At the same time, Trump has specifically taken reform of Social Security, Medicare, and Medicaid off the table. Since those entitlement programs account for half of all federal spending, there is no serious debt‐reduction plan that exempts them. In fact, given that those programs face more than $70 trillion in unfunded liabilities, Trump’s plans would virtually guarantee that we would continue down the same disastrous road to fiscal collapse that we have been taking for the past 15 years.
Trump declares himself the “king of debt” and says, “I love debt.” He must, since he wants to create so much of it.

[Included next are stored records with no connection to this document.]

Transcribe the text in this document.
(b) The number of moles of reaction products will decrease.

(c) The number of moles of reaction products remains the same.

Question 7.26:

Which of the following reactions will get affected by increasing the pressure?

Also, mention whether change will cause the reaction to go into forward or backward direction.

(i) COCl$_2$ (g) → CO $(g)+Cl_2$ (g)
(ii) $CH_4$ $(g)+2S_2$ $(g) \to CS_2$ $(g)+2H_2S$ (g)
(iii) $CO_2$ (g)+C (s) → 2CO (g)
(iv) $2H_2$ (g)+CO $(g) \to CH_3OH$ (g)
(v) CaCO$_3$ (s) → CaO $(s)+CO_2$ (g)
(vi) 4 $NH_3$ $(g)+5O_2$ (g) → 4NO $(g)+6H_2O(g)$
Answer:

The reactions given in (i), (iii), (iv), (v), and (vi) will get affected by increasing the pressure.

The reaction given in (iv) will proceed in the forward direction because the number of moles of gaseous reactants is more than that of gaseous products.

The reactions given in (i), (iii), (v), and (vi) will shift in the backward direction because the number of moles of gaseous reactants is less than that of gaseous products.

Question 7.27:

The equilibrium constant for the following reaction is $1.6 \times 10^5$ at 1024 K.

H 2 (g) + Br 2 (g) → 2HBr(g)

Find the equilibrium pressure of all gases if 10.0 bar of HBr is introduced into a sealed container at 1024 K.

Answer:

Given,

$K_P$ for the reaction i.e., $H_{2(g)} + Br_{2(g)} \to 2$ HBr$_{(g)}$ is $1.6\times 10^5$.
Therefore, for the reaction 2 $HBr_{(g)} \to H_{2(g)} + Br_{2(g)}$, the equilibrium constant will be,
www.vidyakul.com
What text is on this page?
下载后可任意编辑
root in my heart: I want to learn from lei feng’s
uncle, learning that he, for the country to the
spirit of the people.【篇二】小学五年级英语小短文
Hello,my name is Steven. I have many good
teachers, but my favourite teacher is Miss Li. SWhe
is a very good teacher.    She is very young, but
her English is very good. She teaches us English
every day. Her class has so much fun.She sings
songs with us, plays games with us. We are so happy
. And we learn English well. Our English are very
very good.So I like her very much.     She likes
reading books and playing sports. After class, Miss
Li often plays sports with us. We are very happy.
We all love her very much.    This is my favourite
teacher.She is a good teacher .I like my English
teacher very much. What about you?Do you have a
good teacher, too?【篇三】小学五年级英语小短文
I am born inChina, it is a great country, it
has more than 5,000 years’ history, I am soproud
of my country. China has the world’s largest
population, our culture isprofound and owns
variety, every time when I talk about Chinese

Hillary Clinton, on the other hand, is an old‐fashioned tax‐and‐spend Democrat. The CRFB suggests that her proposed $1.8 trillion in new spending over the next ten years would be mostly paid for by new taxes, with other policy proposals like enacting immigration reform making up most of the remaining difference. Others, such as the Tax Foundation, point out that when you consider the reduced economic growth that would result from Hillary’s tax hikes, her spending increases would add roughly $1.2 trillion to the debt over the next decade.
Hillary is no fiscal conservative. A Clinton presidency would mean bigger and more costly government, financed by more taxes and, most likely, more debt. That’s bad news. But on this issue, it’s hard to see that she’s worse than Trump.
Either way, the American economy and the American people will be the losers.